Passei os próximos anos da escola tentando me apaixonar ou sentir qualquer coisa pelos meninos, do mesmo jeito que fazia como quando estava ""afim"" do menino bagunceiro. Cada menino que olhava pra mim, que sorria, que elogiava qualquer pequeno detalhe em mim era alvo pra minha, se é que podemos chamar assim, pesquisa científica sobre o amor jovem, toda migalha de atenção me fazia sentir alguma coisa esquisita no peito e aí eu ia lá beijar meninos, dar trela pros meninos, engajar conversas e achar certo sofrer na mão deles porque supostamente isso era o cainho certo. A homofobia que sofria todos os dias na escola também era outro principal fatos pra que eu me agarrasse em qualquer coisa que os garotos tinham a me oferecer.
Passei alguns anos me forçando a acreditar que era bissexual pra na pandemia, a temida pandemia, estar em um relacionamento com uma menina (um beijo Wallflower!!) e por ela, pela ideia de talvez formar um futuro ao lado dela, me sentir um pouquinho confiante pra sair do armário.
Essa era a primeira vez em anos que minha boca conseguiu tocar no assunto e pensar em como fazer.
6 de setembro de 2021, faltava uma semana pro meu aniversário, eu estava passado com um psiquiatra na época - um bem idiota, diga-se de passagem, que pela primeira e única vez me ajudou com alguma coisa. Foi dentro de um consultório psiquiátrico com quase 20 anos que eu disse com todas letras 'MÃE, EU SOU LESBICA!'. Claro que o discurso foi muito mais que isso, passei pelo menos uns 40 minutos falando, falando e falando.
Disse que me sentia sufocada em saber de uma verdade há um tempo e sentir medo de viver na minha própria casa, medo de ser expulsa do meu lar, de não ser mais amada, medo das pessoas ao redor usarem esse fato pra destilarem ódio contra minha mãe, disse também que podia ser um segredo nosso, ninguém da igreja ou família ficaria sabendo, e no fim... No fim aconteceu o que eu menos esperava. Fui surpreendida com um abraço apertado, daqueles bem apertado mesmo, palavras doces de consolo e muito, muito carinho.

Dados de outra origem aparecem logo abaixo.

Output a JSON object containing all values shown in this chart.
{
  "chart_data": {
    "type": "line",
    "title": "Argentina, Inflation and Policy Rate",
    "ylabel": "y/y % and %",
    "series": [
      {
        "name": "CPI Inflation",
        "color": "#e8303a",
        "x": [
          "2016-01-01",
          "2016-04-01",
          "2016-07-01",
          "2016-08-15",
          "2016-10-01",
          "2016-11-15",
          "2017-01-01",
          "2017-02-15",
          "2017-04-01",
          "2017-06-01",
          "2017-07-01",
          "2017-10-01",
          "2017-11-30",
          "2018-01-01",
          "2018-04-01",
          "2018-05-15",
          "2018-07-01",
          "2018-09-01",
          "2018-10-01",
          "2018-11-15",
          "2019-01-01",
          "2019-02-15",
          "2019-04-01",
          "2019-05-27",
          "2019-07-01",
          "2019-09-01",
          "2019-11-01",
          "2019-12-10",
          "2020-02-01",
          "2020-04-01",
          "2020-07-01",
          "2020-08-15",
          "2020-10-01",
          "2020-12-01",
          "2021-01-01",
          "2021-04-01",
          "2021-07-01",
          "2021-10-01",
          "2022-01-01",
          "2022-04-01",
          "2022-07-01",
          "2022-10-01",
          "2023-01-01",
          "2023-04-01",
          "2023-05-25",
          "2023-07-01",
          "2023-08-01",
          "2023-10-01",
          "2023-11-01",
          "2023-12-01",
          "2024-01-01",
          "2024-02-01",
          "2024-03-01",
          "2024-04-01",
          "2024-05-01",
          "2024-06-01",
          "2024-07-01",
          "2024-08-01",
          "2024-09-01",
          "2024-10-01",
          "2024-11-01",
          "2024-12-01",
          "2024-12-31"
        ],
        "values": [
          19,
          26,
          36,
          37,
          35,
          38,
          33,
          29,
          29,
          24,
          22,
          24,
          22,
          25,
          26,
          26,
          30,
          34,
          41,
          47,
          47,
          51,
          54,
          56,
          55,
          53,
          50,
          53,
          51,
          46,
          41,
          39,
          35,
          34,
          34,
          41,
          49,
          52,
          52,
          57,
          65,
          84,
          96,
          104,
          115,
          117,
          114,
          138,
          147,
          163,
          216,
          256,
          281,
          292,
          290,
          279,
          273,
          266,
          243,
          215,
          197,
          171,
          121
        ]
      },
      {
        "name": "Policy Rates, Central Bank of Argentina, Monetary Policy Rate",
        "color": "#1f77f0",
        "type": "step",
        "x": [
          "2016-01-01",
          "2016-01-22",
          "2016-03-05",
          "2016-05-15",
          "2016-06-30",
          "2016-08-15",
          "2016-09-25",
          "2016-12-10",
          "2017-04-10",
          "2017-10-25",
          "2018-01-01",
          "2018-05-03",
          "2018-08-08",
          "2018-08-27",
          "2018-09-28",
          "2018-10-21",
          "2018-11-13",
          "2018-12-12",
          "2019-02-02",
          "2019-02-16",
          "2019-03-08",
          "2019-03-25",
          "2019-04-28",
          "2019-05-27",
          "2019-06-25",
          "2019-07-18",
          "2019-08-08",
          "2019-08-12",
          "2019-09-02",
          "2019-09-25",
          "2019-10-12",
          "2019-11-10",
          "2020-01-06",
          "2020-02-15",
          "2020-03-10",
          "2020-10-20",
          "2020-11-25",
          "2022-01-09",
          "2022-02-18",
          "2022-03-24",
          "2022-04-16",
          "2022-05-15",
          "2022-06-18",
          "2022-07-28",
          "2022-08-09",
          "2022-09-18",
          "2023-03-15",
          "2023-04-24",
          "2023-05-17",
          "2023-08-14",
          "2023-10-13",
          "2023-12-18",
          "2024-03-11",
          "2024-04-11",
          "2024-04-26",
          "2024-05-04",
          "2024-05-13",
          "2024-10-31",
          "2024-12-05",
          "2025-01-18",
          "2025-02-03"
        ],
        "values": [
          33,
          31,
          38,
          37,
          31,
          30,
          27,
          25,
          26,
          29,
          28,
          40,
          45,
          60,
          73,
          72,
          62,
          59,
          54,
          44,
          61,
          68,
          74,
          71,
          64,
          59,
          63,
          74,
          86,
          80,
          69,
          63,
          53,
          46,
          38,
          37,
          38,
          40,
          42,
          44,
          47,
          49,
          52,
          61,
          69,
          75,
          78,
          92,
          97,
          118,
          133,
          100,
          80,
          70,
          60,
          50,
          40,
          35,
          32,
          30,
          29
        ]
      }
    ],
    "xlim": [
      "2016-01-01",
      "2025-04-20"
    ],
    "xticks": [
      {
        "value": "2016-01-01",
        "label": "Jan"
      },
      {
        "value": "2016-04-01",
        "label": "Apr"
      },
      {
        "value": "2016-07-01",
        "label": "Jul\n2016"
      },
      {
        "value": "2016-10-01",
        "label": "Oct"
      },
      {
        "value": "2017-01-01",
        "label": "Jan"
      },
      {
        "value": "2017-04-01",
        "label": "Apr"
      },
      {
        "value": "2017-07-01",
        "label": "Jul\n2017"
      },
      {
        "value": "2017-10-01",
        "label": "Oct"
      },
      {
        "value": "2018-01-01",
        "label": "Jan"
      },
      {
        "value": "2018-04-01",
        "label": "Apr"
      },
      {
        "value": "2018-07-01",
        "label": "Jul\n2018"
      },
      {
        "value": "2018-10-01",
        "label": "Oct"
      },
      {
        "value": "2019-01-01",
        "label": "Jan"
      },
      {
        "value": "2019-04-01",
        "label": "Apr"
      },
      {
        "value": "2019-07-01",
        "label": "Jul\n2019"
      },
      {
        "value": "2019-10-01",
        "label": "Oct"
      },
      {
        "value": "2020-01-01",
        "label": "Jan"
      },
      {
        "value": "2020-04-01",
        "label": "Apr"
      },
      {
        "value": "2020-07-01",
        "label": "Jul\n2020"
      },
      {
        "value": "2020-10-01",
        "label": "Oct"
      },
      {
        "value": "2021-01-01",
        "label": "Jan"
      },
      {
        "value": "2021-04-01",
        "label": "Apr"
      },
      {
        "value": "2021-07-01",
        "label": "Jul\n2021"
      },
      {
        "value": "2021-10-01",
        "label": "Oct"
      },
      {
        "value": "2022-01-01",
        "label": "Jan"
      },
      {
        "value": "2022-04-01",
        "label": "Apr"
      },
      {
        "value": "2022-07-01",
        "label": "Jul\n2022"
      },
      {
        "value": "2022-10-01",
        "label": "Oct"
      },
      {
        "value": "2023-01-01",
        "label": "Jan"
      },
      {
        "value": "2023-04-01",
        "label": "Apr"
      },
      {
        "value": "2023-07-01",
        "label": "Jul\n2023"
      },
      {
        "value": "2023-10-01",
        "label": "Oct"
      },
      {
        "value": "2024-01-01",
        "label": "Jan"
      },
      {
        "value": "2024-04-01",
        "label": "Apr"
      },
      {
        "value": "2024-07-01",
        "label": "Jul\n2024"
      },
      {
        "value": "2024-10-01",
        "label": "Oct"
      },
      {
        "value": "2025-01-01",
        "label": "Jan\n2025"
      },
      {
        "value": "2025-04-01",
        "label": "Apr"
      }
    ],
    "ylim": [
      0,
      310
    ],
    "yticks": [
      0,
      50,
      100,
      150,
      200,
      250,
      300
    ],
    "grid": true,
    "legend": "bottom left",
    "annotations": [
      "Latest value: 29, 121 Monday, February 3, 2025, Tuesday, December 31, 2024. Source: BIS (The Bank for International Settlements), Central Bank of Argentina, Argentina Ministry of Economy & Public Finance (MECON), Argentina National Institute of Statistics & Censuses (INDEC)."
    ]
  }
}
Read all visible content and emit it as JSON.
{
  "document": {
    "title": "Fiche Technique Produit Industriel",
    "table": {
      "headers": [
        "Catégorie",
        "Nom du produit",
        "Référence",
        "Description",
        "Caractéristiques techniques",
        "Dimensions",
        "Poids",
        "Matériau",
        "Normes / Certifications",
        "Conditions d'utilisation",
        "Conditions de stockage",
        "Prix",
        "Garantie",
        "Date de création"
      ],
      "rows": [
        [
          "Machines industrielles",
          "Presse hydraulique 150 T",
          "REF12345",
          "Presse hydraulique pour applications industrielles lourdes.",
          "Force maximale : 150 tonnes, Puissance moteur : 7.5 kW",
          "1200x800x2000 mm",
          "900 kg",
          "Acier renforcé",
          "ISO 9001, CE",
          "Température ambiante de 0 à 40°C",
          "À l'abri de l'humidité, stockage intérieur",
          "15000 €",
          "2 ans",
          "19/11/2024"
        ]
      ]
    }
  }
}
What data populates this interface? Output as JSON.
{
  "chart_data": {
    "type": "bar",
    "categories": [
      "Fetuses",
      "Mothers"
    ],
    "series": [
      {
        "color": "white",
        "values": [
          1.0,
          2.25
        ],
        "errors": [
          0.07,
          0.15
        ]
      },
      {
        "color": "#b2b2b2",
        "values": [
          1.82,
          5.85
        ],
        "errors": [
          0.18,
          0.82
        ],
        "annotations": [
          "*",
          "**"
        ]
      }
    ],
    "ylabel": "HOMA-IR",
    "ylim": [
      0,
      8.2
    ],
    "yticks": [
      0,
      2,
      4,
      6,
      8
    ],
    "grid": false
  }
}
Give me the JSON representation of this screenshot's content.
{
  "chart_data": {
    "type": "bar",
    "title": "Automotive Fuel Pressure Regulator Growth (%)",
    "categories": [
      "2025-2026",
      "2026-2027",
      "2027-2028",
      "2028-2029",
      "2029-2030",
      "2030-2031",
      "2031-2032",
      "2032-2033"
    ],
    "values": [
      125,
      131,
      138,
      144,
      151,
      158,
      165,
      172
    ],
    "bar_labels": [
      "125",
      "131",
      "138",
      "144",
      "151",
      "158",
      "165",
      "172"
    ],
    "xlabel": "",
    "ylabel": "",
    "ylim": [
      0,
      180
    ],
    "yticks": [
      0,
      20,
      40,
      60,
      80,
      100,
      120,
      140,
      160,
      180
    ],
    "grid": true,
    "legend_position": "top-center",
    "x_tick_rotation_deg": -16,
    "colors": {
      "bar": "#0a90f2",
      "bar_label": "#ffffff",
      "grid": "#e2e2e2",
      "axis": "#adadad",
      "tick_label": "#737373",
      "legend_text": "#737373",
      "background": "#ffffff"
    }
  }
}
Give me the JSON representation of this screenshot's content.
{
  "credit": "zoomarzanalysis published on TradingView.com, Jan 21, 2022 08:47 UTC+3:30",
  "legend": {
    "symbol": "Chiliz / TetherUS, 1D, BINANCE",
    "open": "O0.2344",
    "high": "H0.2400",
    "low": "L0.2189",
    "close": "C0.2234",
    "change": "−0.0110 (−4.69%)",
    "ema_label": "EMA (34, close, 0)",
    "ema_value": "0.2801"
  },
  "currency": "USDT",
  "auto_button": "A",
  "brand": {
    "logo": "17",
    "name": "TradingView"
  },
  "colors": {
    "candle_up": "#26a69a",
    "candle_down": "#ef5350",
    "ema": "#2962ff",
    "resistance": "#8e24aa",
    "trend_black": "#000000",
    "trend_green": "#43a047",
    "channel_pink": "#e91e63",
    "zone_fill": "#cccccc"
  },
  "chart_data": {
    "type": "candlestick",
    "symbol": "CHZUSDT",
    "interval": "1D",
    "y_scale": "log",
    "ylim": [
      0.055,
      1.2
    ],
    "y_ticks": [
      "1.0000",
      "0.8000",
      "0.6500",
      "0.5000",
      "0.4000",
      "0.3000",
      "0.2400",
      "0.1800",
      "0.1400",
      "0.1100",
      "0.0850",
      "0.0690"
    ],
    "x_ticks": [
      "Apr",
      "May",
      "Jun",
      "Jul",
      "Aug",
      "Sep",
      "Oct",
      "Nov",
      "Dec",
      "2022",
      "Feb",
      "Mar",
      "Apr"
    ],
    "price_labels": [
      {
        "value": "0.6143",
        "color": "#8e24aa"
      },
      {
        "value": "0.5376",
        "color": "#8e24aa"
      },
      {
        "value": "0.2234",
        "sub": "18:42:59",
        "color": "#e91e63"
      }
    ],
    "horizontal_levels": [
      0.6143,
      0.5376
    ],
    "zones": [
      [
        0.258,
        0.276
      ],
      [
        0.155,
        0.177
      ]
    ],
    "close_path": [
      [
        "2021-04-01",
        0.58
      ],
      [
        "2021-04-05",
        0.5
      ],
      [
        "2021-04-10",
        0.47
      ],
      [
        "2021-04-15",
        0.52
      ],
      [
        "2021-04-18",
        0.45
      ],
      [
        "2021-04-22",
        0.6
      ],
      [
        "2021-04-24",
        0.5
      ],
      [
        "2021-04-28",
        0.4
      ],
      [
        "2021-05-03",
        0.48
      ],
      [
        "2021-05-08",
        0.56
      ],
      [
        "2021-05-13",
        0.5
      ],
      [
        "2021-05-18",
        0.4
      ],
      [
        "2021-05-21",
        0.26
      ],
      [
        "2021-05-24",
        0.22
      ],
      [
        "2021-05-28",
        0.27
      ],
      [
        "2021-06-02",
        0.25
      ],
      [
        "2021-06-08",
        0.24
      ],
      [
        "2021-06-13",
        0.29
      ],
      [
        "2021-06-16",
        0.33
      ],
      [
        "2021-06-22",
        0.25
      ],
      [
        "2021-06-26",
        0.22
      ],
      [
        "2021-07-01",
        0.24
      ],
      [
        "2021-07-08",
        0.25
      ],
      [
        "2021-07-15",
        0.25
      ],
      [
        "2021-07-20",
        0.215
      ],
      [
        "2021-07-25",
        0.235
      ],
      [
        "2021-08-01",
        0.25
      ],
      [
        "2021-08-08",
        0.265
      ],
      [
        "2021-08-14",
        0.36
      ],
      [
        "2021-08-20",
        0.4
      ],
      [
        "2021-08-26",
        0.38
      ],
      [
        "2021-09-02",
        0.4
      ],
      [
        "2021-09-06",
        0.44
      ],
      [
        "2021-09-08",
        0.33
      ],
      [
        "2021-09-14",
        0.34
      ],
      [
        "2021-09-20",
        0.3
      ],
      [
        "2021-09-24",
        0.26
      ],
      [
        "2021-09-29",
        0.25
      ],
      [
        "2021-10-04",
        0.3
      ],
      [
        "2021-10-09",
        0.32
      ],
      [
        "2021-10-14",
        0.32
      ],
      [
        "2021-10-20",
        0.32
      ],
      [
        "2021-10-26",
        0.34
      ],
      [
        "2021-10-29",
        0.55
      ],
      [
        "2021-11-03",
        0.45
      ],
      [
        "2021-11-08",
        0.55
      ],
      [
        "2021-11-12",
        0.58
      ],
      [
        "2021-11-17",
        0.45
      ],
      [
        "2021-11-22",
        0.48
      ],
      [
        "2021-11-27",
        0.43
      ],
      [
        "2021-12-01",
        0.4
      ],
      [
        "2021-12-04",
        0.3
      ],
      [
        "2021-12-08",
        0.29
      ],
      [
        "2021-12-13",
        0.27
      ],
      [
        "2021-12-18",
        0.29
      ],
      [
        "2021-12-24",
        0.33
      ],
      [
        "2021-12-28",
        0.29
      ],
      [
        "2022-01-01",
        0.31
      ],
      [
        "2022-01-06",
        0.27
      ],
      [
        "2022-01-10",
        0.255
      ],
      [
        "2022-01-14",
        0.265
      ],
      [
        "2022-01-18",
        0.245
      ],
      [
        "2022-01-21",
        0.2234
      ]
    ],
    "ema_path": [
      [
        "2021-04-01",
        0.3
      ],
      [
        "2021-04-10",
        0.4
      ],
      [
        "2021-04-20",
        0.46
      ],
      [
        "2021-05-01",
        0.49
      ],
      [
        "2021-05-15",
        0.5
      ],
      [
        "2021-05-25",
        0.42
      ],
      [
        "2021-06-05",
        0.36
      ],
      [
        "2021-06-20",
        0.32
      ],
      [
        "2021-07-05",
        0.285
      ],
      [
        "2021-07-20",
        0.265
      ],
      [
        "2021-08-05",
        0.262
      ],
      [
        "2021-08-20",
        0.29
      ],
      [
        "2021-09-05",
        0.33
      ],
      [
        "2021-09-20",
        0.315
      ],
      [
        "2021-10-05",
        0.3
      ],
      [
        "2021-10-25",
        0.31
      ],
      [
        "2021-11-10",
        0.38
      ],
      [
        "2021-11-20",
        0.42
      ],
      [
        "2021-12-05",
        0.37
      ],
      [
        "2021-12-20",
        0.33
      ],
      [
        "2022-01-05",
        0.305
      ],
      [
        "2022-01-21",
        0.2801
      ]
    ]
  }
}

Ouvi minha mãe dizer que já sabia, como sempre soube, que de fato tinha medo pelo que o outros podiam fazer comigo, mas acima de tudo, disse que nunca ia deixar de me amar.. Ela NUNCA IA DEIXAR DE ME AMAR.
Foi naquele dia, com a cara feia daquele psiquiatra, cheia de medo, que eu assumi pela primeira vez a palavra lésbica na minha vida e assumi pra mim mesma que nunca ia existir homem algum capaz de me fazer feliz, porque eu simplesmente não sinto atração alguma por eles.
Depois de um tempo acabei saindo do armário para alguns familiares, mas aí a história é bem menos complicada, e caso alguém tenha curiosidade posso contar num comentário ou fazer um post bem curtinho sobre :)
A história em si é bem feliz, mas o triste mesmo é saber que precisei me colocar em diversas situações terríveis pra tentar me "concertar" e encaixar num mundo que não foi feito pra mim, sendo que ali do lado tinha uma porta cheinha de esperança.
Sei que pra muitos a vida não é assim, e sinto muito caso você esteja lendo isso e se sinta num buraco negro, mas quero que saiba que sempre há uma oportunidade para a felicidade nos encontrar. Ela pode até demorar um pouco, mas sempre vem!